Why are SLAs so vital?

Because SLAs outline expectations – and the penalties for not meeting them – they assure customers that SaaS vendors will fulfill their commitments. For instance, if a service is unexpectedly disrupted, the SLA guarantees that the SaaS vendor will have the necessary resources in place to quickly resolve the interruption, or else offer an alternative. Generally speaking, SLAs give SaaS customers confidence that their vendors will either deliver or be prepared to resolve issues in a timely manner.

And if SaaS vendors can’t meet the requirements as stated in their SLA, the customer can use it to recover revenue loss or end the relationship with the vendor. For SaaS companies, SLAs provide accountability and a roadmap to achieve success. This is because SLAs clarify and quantify customer expectations in measurable terms. In essence, SLAs set clear, measurable standards for vendor performance and promote consistent delivery of high-quality services.

With regard to the importance of internal SLAs, the process of drawing up a formal SLA within one department or between multiple departments adds value by raising awareness for potential problematic issues, identifying lessons learned, and setting priorities and specific expectations, all of which can increase improvements. In essence, an internal SLA does more than just ensure delivery of a certain level of service; it serves as a tool to encourage and/or enhance communication within and between departments, thus boosting company professionalism and transparency all around.

Why SLAs have become an important part of SaaS company culture

The existence of SLA penalties incentivizes SaaS vendors to be more customer-service-oriented and focused on consistently fulfilling commitments to clients. This ensures compliance while preventing potential hits to their individual and company reputations, all of which enhance the company’s bottom line.
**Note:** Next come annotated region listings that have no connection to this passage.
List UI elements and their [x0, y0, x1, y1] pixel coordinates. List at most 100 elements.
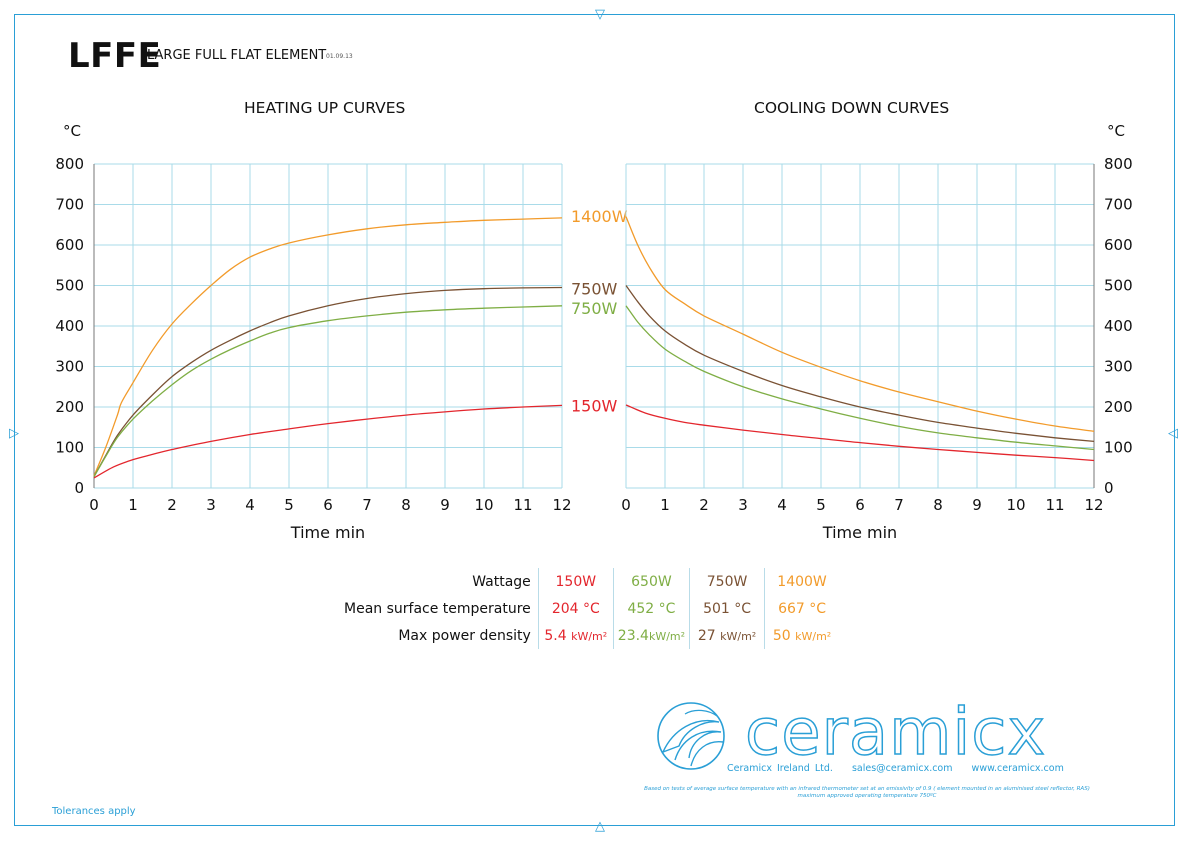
x-tick-label: 9	[440, 496, 450, 514]
footnote-line: maximum approved operating temperature 7…	[797, 793, 937, 799]
wattage-1400: 1400W	[764, 568, 840, 595]
y-tick-label: 400	[1104, 317, 1133, 335]
cooling-chart-title: COOLING DOWN CURVES	[754, 99, 950, 117]
x-tick-label: 5	[816, 496, 826, 514]
x-axis-label: Time min	[290, 523, 365, 542]
series-line	[93, 286, 563, 478]
x-tick-label: 12	[552, 496, 571, 514]
company-email: sales@ceramicx.com	[851, 763, 953, 774]
product-code: LFFE	[68, 36, 162, 76]
contact-line: Ceramicx Ireland Ltd. sales@ceramicx.com…	[727, 763, 1078, 774]
x-tick-label: 11	[513, 496, 532, 514]
x-tick-label: 5	[284, 496, 294, 514]
right-triangle-mark: ◁	[1168, 426, 1178, 441]
table-row: Mean surface temperature 204 °C 452 °C 5…	[340, 595, 840, 622]
cooling-y-unit: °C	[1107, 122, 1125, 140]
power-density-1400: 50 kW/m²	[764, 622, 840, 649]
power-density-650: 23.4kW/m²	[612, 622, 690, 649]
series-line	[625, 305, 1095, 451]
y-tick-label: 400	[55, 317, 84, 335]
x-tick-label: 11	[1045, 496, 1064, 514]
top-triangle-mark: ▽	[595, 7, 605, 22]
y-tick-label: 100	[55, 439, 84, 457]
page-frame	[14, 14, 1175, 826]
y-tick-label: 800	[55, 155, 84, 173]
wattage-150: 150W	[537, 568, 614, 595]
series-line	[625, 285, 1095, 443]
tolerances-note: Tolerances apply	[52, 806, 136, 817]
mean-temp-650: 452 °C	[612, 595, 690, 622]
density-unit: kW/m²	[720, 629, 757, 643]
density-value: 23.4	[617, 627, 649, 644]
x-axis-label: Time min	[822, 523, 897, 542]
x-tick-label: 1	[128, 496, 138, 514]
series-line	[93, 404, 563, 479]
series-line	[625, 404, 1095, 462]
series-line	[625, 216, 1095, 432]
x-tick-label: 4	[777, 496, 787, 514]
footnote-line: Based on tests of average surface temper…	[644, 786, 1090, 792]
x-tick-label: 3	[738, 496, 748, 514]
x-tick-label: 4	[245, 496, 255, 514]
y-tick-label: 100	[1104, 439, 1133, 457]
left-triangle-mark: ▷	[9, 426, 19, 441]
x-tick-label: 0	[89, 496, 99, 514]
y-tick-label: 200	[1104, 398, 1133, 416]
x-tick-label: 2	[167, 496, 177, 514]
series-line	[93, 305, 563, 478]
table-row: Wattage 150W 650W 750W 1400W	[340, 568, 840, 595]
x-tick-label: 6	[855, 496, 865, 514]
series-line	[93, 217, 563, 477]
wattage-label: Wattage	[472, 573, 531, 590]
mean-temp-label: Mean surface temperature	[344, 600, 531, 617]
power-density-750: 27 kW/m²	[689, 622, 765, 649]
density-value: 27	[697, 627, 716, 644]
wattage-750: 750W	[689, 568, 765, 595]
y-tick-label: 300	[1104, 358, 1133, 376]
series-label: 750W	[571, 299, 618, 318]
x-tick-label: 10	[1006, 496, 1025, 514]
series-label: 150W	[571, 396, 618, 415]
power-density-label: Max power density	[398, 627, 531, 644]
mean-temp-1400: 667 °C	[764, 595, 840, 622]
density-value: 50	[772, 627, 791, 644]
heating-y-unit: °C	[63, 122, 81, 140]
bottom-triangle-mark: △	[595, 819, 605, 834]
mean-temp-150: 204 °C	[537, 595, 614, 622]
y-tick-label: 200	[55, 398, 84, 416]
y-tick-label: 600	[1104, 236, 1133, 254]
density-unit: kW/m²	[648, 629, 686, 643]
x-tick-label: 6	[323, 496, 333, 514]
y-tick-label: 700	[55, 196, 84, 214]
wattage-650: 650W	[612, 568, 690, 595]
y-tick-label: 600	[55, 236, 84, 254]
ceramicx-wave-logo-icon	[657, 702, 725, 770]
test-footnote: Based on tests of average surface temper…	[636, 786, 1098, 800]
table-row: Max power density 5.4 kW/m² 23.4kW/m² 27…	[340, 622, 840, 649]
power-density-150: 5.4 kW/m²	[537, 622, 614, 649]
mean-temp-750: 501 °C	[689, 595, 765, 622]
heating-chart-title: HEATING UP CURVES	[244, 99, 406, 117]
series-label: 750W	[571, 280, 618, 299]
x-tick-label: 0	[621, 496, 631, 514]
specs-table: Wattage 150W 650W 750W 1400W Mean surfac…	[340, 568, 840, 649]
brand-wordmark: ceramicx	[744, 695, 1047, 771]
company-name: Ceramicx Ireland Ltd.	[727, 763, 833, 774]
x-tick-label: 10	[474, 496, 493, 514]
x-tick-label: 7	[362, 496, 372, 514]
y-tick-label: 800	[1104, 155, 1133, 173]
y-tick-label: 300	[55, 358, 84, 376]
x-tick-label: 8	[401, 496, 411, 514]
x-tick-label: 3	[206, 496, 216, 514]
y-tick-label: 500	[1104, 277, 1133, 295]
y-tick-label: 0	[74, 479, 84, 497]
document-date: 01.09.13	[326, 53, 353, 60]
x-tick-label: 8	[933, 496, 943, 514]
y-tick-label: 0	[1104, 479, 1114, 497]
density-value: 5.4	[544, 627, 567, 644]
x-tick-label: 12	[1084, 496, 1103, 514]
x-tick-label: 9	[972, 496, 982, 514]
x-tick-label: 7	[894, 496, 904, 514]
x-tick-label: 2	[699, 496, 709, 514]
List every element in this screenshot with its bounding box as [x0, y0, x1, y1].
There are other benefits of SLAs that strengthen the company culture overall. For instance, companies with SLAs may appear as more professional and therefore may be taken more seriously by clients and customers. As SLAs outline the relationship terms between vendor and customer, the customers know exactly what kind of service they should expect, including what they are paying for. Such transparency eliminates elements of surprise or disappointment. Ultimately, this will result in fewer customer complaints for the SaaS vendors and company as a whole to have to deal with. Moreover, by setting clearly defined service expectations, and including what is or isn’t covered, both the company and customers can see – and work according to – the full, transparent, and detailed picture, which enhances efficiency on both sides.

In addition, SLAs are a sign (and maybe even a test) of a company’s credibility. Meaning, if a service provider can’t commit itself to a fixed standard of delivery, as outlined in the SLA, then the company may lack credibility. This will affect its overall culture and reputation. So, living up to an SLA may positively drive company culture.

Conclusion

An SLA is key in protecting the customer and the SaaS service provider, as well as promoting internal company collaboration. Besides credibility and commitment – from both sides – SLAs also promote transparency and reliability. SLAs ensure that both sides – or multiple departments within a company – have a productive and successful relationship with agreed upon performance standards. With transparency comes trust, which is important to establish and maintain a positive experience for all involved parties.